Nah! Who am I trying to kid.

Bernard Corden

It's all about power and control and I smell Club of Rome:

https://clubofrome.org/

Even Adolf Hitler was a devout environmentalist and was too much of a gentleman to use napalm:

https://cstms.berkeley.edu/current-events/napalm-in-world-war-ii-invention-test-the-bat-bomb-and-incinerating-japan/

Bernard Corden

A leopard don't change its spots, they just get bigger.

Bernard Corden

And it has an introductory quotation from Milton Friedman. Who else is on the panel:

Greg Lindsay?
Nicholas Moore?
Peta Credlin?

Bernard Corden

John Hewson - Chairman?

Maybe he got David Flint to do the editing.

Philip Fitzpatrick

Anyone interested in this topic is urged to read the latest report by the Australian organisation The Commission for the Human Future. The report is called "Surviving and Thriving in the 21st Century: A Discussion and Call to Action on Global Catastrophic Risks".
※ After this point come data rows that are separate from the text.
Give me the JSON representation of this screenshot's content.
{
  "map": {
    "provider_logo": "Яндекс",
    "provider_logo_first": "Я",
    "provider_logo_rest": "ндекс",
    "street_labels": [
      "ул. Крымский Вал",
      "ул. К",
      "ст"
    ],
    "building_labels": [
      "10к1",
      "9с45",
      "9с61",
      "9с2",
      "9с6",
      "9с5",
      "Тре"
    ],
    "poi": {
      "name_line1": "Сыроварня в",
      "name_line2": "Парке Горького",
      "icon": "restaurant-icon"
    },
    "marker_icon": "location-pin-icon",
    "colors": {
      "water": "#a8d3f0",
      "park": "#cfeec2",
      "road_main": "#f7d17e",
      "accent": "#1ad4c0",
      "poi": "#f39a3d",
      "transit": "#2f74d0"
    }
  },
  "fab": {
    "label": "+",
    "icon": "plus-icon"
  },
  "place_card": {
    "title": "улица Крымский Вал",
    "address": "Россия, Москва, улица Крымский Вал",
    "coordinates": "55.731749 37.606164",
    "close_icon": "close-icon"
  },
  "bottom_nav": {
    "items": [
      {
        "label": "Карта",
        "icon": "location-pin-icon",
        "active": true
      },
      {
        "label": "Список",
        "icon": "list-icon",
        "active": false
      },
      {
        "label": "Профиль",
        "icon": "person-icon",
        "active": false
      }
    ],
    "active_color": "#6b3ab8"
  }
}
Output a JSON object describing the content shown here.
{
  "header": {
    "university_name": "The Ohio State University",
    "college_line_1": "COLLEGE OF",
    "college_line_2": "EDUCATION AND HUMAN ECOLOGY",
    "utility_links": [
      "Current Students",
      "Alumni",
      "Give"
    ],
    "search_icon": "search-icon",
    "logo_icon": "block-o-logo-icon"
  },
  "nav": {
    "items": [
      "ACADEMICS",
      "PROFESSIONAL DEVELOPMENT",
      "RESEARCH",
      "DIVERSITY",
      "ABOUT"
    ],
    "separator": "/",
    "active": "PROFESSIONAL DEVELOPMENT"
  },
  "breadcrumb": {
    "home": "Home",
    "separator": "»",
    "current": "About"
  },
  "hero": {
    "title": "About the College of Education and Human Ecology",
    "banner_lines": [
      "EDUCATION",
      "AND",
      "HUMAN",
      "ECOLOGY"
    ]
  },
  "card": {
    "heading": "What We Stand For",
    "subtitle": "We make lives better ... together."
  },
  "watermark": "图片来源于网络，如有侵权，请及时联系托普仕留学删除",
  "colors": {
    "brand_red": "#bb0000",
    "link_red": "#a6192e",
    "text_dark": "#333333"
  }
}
Download the pdf at: http://humansforsurvival.org/sites/default/files/CHF_Roundtable_Report_March_2020.pdf

Bernard Corden

Gore Vidal also termed the United States of Amnesia as...…."The only country to go from barbarism to decadence and bypass civilisation"

Chips Mackellar

Phil, in relation to your comment "the Republicans and Democrats are essentially two wings on the same bird," I remember watching a TV interview with Gore Vidal a year or so before he died. He was explaining the United States political system.

He said, it has no no Labor Party, no Socialists, no Conservatives, no Liberals, no Communists, no Greens, no Christian Democrats, no Nationals and no Independents.

It has only one Party, which has two right wings, one called the Democrats and the other the Republicans. The United States is therefore a one party dictatorship.

Bernard Corden

The order has been established and it is socialism for the rich.